L'école dite des Parnassiens représente en littérature un premier aboutissement de ce
mouvement. Elle marque les années 1850-1870. Le premier volume du Parnassien contemporain (1866)
rassemble notamment des textes de Théophile Gautier, Banville, Leconte de Lisle, Coppée, SullyPrudhomme, Baudelaire, Verlaine et Mallarmé. Mais cette école finira par constituer à son tour une
forme de l'art officiel.
" Sculpteur, cherche avec soin, en attendant l'extase,
Un marbre sans défaut pour en faire un beau vase..."
Théodore de Banville
De "l'art pour l'art " au Parnasse :
De l'"art pour l'art" au Parnasse la continuité se fait dans un même primat accordé à la forme
sur toute idée de message ou de confidence, et dans le même souci de travailler cette forme jusqu'à
sa perfection canonique.
Le mouvement se nourrit cependant de l'apport de tout le courant de pensée positiviste,
comme le montrent les déclarations d'intention et les oeuvre de Leconte de Lisle. Ce fils de planteur
créole a d'abord aimé, lui aussi, le romantisme engagé de 1830, vers lequel le poussait son
enthousiasme pour les thèses de Fourier ou Lamennais. Mais juin 1848, en sonnant le glas de ses
espérances politiques et humanistes, fait de lui un "abstentionniste" de l'histoire. Là où d'autres,
comme Hugo ou Michelet, trouvent matière à mobiliser leurs convictions et leur génie, l'auteur des
Poèmes antiques et des Poèmes barbares trouve refuge dans l'approche "scientifique" d'une histoire morte
ou "dépaysé" : les civilisations anciennes, l'exotisme tropical, etc. Au service d'une volonté de
"réconcilier l'Art et la Science" , il met effectivement les ressources de disciplines nouvelles que le
positivisme triomphant est en train de consacrer : l'histoire, l'archéologie, la linguistique notamment.
Le credo parnassien :
Si l'on voit bien le risque de glissement constant d'une poésie documentée vers une poésie
"documentaire" ou naïvement érudite - risque qui menaça nombre de poètes du groupe constitué dès
1866 autour de la revue Le Parnasse contemporain -, on ne peut toutefois généraliser cette obsession
scientifique et cette menace. La disparate est en effet de mise dans ce regroupement de grands
(Leconte de Lisle, Banville, Heredia) et de moins grands poètes (Coppée, Mendès, Sully Prudhomme,
etc.), auxquels il faut adjoindre les collaborations occasionnelles de "modernes", comme Baudelaire,
Verlaine ou Mallarmé.
Cela dit, quatre convictions majeures regroupent autour de leurs chefs de file les poètes de la
génération "formaliste", quatres convictions qui peuvent être formulées comme autant de griefs à
l'endroit d'un romantisme dont beaucoup ont pourtant gardé une évidente nostalgie :
* contre les excès du Moi, le recours à l'impersonnalité
* contre la contingence et l'artificiel, une mystique de la beauté
* contre la "facilité" et les licences, le culte du travail
* contre les "vanités" de l'engagement, la prudence, la distance ou la "hauteur".

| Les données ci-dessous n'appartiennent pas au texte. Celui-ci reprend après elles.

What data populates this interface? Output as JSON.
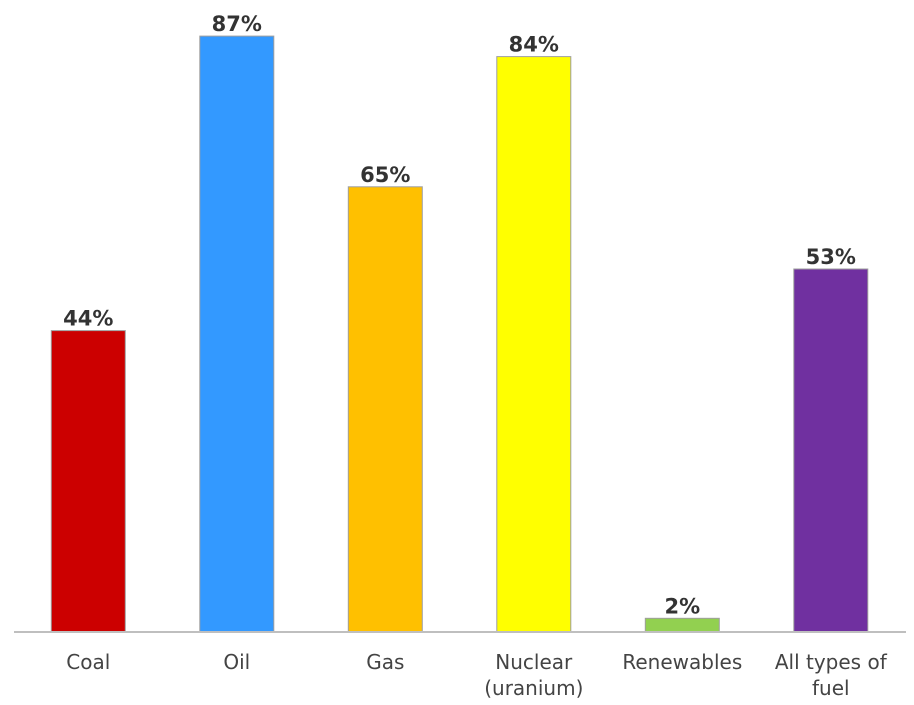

L'Art pour l'Art est un synonyme de Parnasse. Les premières revendications se font dès 1830
notamment chez Théophile Gautier dans sa préface de Poésie. L'art devient dès lors une religion avec
un véritable culte pour la poésie. C'est en fait une bataille idéologique contre les romantiques. L'art est
une valeur, l'art a sa vérité en soi contrairement à ce que pensent les romantiques. Les Parnassiens sont
un groupement d'amitiés. Cette réaction anti-romantique démarre avec la découverte de Les Orientales
de Hugo. C'est une oeuvre charnière avec un genre pittoresque au sens plastique du terme. Hugo n'est
jamais allé en Orient : il se représente un orient fabuleux, il crée un orientalisme avec l'imagerie, le
paysage fabuleux. Il montre qu'une nouvelle littérature peut naître. Sa poésie est pittoresque et montre
bien le sensualisme d'Hugo, c'est une poésie qui parle aux sens. La poésie est alors un moyen de parer
le monde en lui rendant se couleurs.
En 1842, le texte de Jérôme Paturot, A la recherche...social, est un texte satirique sur l'époque.
C'est un courant matérialisme de la poésie plastique et visible (prise direct avec le réel). C'est une
poésie qui veut se faire expressive. Le poète ne cherche plus à recopier la nature des sentiments mais
écrire de façon à rivaliser avec la nature. L'Art doit être plus vrai que la nature. L'art devient un
talisman qui réunit un grand nombre de poètes classés par la poésie du genre de Lamartine. La
littérature se donne comme programme de rivaliser avec l'art plastique : il faut faire des oeuvres qui
soient équivalente à ce que l'on voit dans les expos.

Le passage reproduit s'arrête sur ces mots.